I've been listening to Johnny Paycheck's late sixties output on Little Darlin' records a fair bit over the past few months, and I'm still fairly surprised and / or blown away by how dark the lyrics are. I find it interesting that these cats (like Paycheck, Hank Williams, Sr and Porter Wagoner) were writing this grim shit and that this stuff was being commercially produced and released back then. I dunno, I guess it just seems unlikely when you think about the time and you sort of get this "golden era" of clean sunshiney pop and family living in your mind. But I suppose all that was on a pretty fast downturn by the time the late 60s came around.
But still, you could give someone the lyrics for like, Paycheck's "The Cave" or Hank William's "Men With Broken Hearts" and
easily persuade them that either one was written today.
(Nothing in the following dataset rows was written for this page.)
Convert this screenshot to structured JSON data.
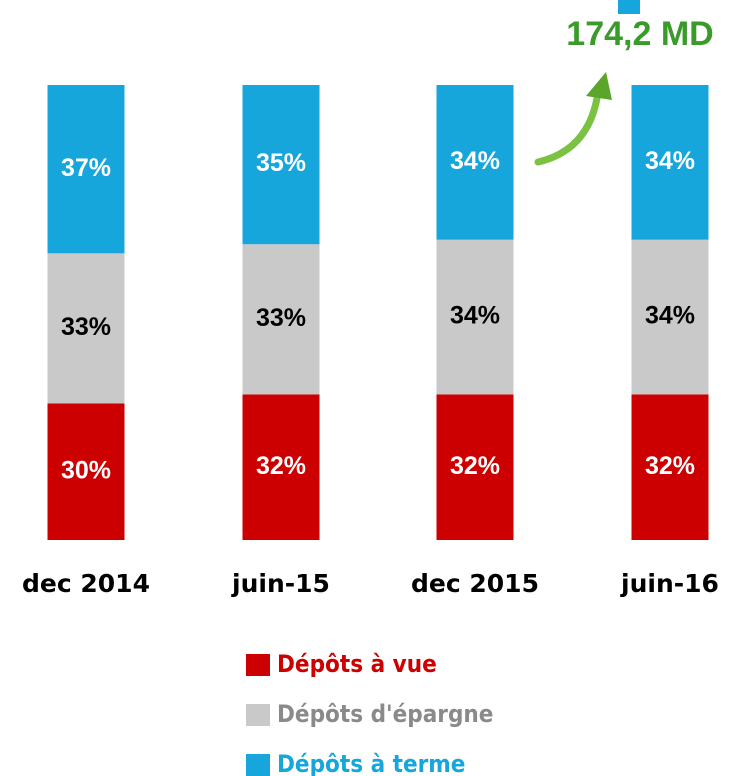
{
  "chart_data": {
    "type": "stacked_bar",
    "categories": [
      "dec 2014",
      "juin-15",
      "dec 2015",
      "juin-16"
    ],
    "series": [
      {
        "name": "Dépôts à vue",
        "color": "#cc0000",
        "label_color": "#ffffff",
        "values": [
          30,
          32,
          32,
          32
        ],
        "value_labels": [
          "30%",
          "32%",
          "32%",
          "32%"
        ]
      },
      {
        "name": "Dépôts d'épargne",
        "color": "#c9c9c9",
        "label_color": "#000000",
        "values": [
          33,
          33,
          34,
          34
        ],
        "value_labels": [
          "33%",
          "33%",
          "34%",
          "34%"
        ]
      },
      {
        "name": "Dépôts à terme",
        "color": "#17a6dc",
        "label_color": "#ffffff",
        "values": [
          37,
          35,
          34,
          34
        ],
        "value_labels": [
          "37%",
          "35%",
          "34%",
          "34%"
        ]
      }
    ],
    "annotation": "174,2 MD",
    "annotation_color": "#3a9a2a"
  }
}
They might be like "Is this a Will Scheff tune?" or something

. But it's a testament to how great / timeless those guys really were as writers.
So, anytime you encounter some hipster trying to sell you on how great and dark some new post-emo, rootsy album is, and how the 20-something dude that wrote it is a visionary and must've really been through some shit in his time, you should direct them to "I Just Came to Smell The Flowers" by Porter Wagoner (1966) - A song that basically describes how he likes to hang around strangers' funerals and only feels at home around that kind of misery, or maybe Paycheck's "(Like Me) You'll recover in Time" - wherein he describes his mental degeneration after his wife left him, and how they ultimately wind up in the same mental institution. Great stuff.